Recovery behavior of the same AlN but neutron-irradiated with different conditions was studied by using XRD and dilatometry. Length recovery rates at each isothermal annealing step were analyzed by first to second-order kinetics. The specimen irradiated at lower neutron fluence at low irradiation temperature responded isotopic unit-cell expansion, which indicated random dispersion of point defects of vacancies and/or very small defect clusters.

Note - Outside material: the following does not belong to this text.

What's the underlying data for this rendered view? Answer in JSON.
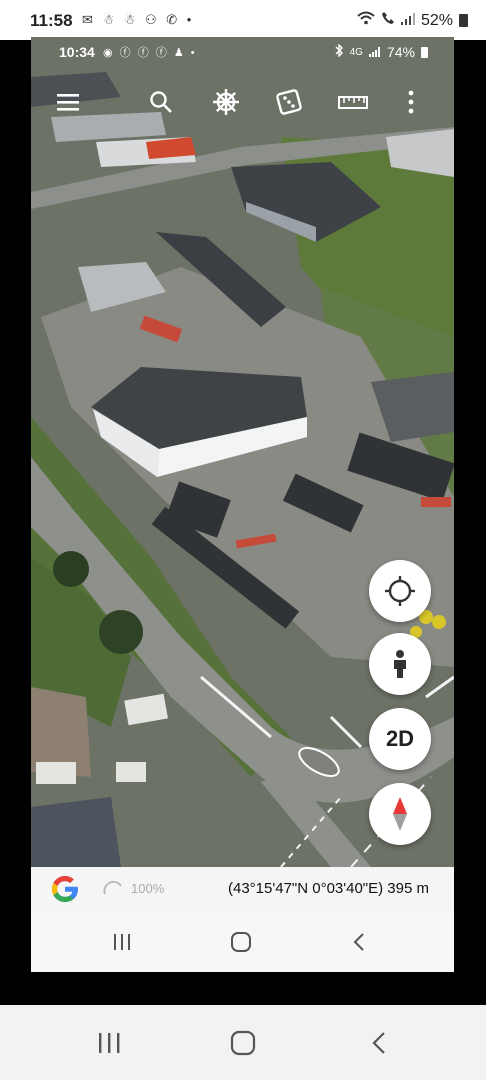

From irradiation temperature up to 523 K, the results of Arrhenius’ plot applied for second-order kinetics gives an activation energy value of 2.9 eV. An intermediate region, 573 to 1023 K, was represented by a slightly lower activation energy of 2.0 eV. For the first lower temperature range, migration of VN may be the mechanism and that of VAl for the second stage. At high-temperature region, 1073 to 1423 K, represents final constant recovery before the saturation of length recovery. In this region, the high activation energy of 5.8 eV was observed. It is supposed that dissociation of the vacancy-antisite cluster, interstitial nitrogen cluster, or formation of a complex containing vacancy and antisite can be candidate mechanisms. The specimen containing interstitial loops after the medium fluence at higher temperatures did not recover up to 723 K, indicating almost free of independent interstitials. Between 773 and 1123 K, recovery required a similar amount of energy to the high-temperature region of the lower fluence specimen (5.8 eV), and then the same mechanism could be applied. In the second region, 1173 to 1423 K, with a very high activation energy of ~18 eV, remarkable large and quick shrinkage was observed. Large volume shrinkage may be the result of diminishing anisotropic lattice swelling, i.e., unit-cell volume expansion by internal strain is relieved.